Василий Чиков был гордостью села «Прудки» и всего Верхнеполовского района: он был победителем всех олимпиад, на которые направлялся, и шахматных турниров. Школу он окончил с опережением на два года. Родители юноши понимали, что их сыну надо учиться дальше, и директор школы на том настаивал, но они, сами никуда не ездившие дальше своего района, боялись отпускать сына далеко, возраст его казался им мал, да и средств у них не было на его содержание: отец работал конюхом, мать - дояркой. Два выгаданных в школьной учёбе года Василий провёл в деревне: работал с отцом на конюшне и преподавал в школе. Возраст Василия не позволял ему устроиться на работу официально, а потому преподавал он неофициально, замещая заболевших, запивших, и даже просто отсутствующих преподавателей, вместо которых официально числился директор школы. Жалованье Василию, как за работу в конюшне, так и в школе, давалось, как совместителю, в четыре раза меньше, невзирая на то, что работал он в полную смену. Василий никогда не роптал, не высказывал претензий, работал себе и работал. По прошествии двух лет, сравнявшись в возрасте с теми, кто только что окончил десятилетнее обучение, Василий при поддержке директора школы, сумевшего убедить его родителей отпустить сына на учёбу в Москву, поступил в МГУ на математический факультет.

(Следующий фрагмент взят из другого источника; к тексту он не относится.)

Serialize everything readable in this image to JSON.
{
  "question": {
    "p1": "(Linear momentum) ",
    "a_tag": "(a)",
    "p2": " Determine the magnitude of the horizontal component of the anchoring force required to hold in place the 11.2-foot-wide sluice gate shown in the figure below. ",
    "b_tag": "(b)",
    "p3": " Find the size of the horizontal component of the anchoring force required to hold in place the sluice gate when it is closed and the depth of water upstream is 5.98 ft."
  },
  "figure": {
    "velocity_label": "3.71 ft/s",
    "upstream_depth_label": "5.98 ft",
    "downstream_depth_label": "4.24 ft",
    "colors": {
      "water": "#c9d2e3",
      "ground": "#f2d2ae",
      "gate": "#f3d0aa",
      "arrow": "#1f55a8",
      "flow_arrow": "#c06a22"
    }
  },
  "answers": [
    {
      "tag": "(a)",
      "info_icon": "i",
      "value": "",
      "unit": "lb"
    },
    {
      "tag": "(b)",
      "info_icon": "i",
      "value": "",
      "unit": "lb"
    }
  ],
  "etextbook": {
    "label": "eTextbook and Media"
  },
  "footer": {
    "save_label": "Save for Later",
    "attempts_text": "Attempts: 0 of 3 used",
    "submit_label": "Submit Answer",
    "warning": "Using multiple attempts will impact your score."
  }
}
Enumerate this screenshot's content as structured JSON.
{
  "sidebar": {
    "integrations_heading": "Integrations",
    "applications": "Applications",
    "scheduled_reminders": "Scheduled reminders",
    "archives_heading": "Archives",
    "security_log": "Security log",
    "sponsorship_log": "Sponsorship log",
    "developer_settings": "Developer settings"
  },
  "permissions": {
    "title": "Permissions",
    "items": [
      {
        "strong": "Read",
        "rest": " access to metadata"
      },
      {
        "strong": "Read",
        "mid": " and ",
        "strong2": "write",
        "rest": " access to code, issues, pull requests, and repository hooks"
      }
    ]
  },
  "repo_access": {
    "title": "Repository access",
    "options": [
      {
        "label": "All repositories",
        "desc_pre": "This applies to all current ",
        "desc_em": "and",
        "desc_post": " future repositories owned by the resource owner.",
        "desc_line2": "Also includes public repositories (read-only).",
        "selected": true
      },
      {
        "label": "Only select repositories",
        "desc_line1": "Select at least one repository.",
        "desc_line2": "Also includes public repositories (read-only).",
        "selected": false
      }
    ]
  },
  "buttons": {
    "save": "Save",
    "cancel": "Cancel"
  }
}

Во время учёбы Василий сдружился с рядом студентов, а в одну девушку по имени Инна, с копной пушистых мелко вьющихся чёрных волос, влюбился.
В Василии Инна сразу узрела незаурядные способности и, поняв его бескорыстность, стала выказывать ему своё особое расположение, которое Василий принял за любовь. Чистая наивная душа Василия игру чёрных глаз хитрой девушки приняла за отзвуки её сердца, ласковые слова – за душевную ласку, и его душа наполнялось любовью к коварной бездарной Инне. Василия в Инне умиляло всё: её длинные платья, чудная причёска, темноватый оттенок кожи, гнусавость и даже её «математическая отстранённость», так Инна назвала, – а Василий сразу принял это определение, – свою неспособность к наукам. «Ты, Василий, такой умный!» – Часто повторяла Инна, нежно заглядывая в глаза лучшего ученика факультета, тащившего её из курса в курс. Постепенно все стали считать Инну и Василия состоявшейся парой. Эти двое всегда вместе ходили на учёбу и обратно, на всех занятиях сидели рядом, ходили в столовую, часто допоздна бродили по городу.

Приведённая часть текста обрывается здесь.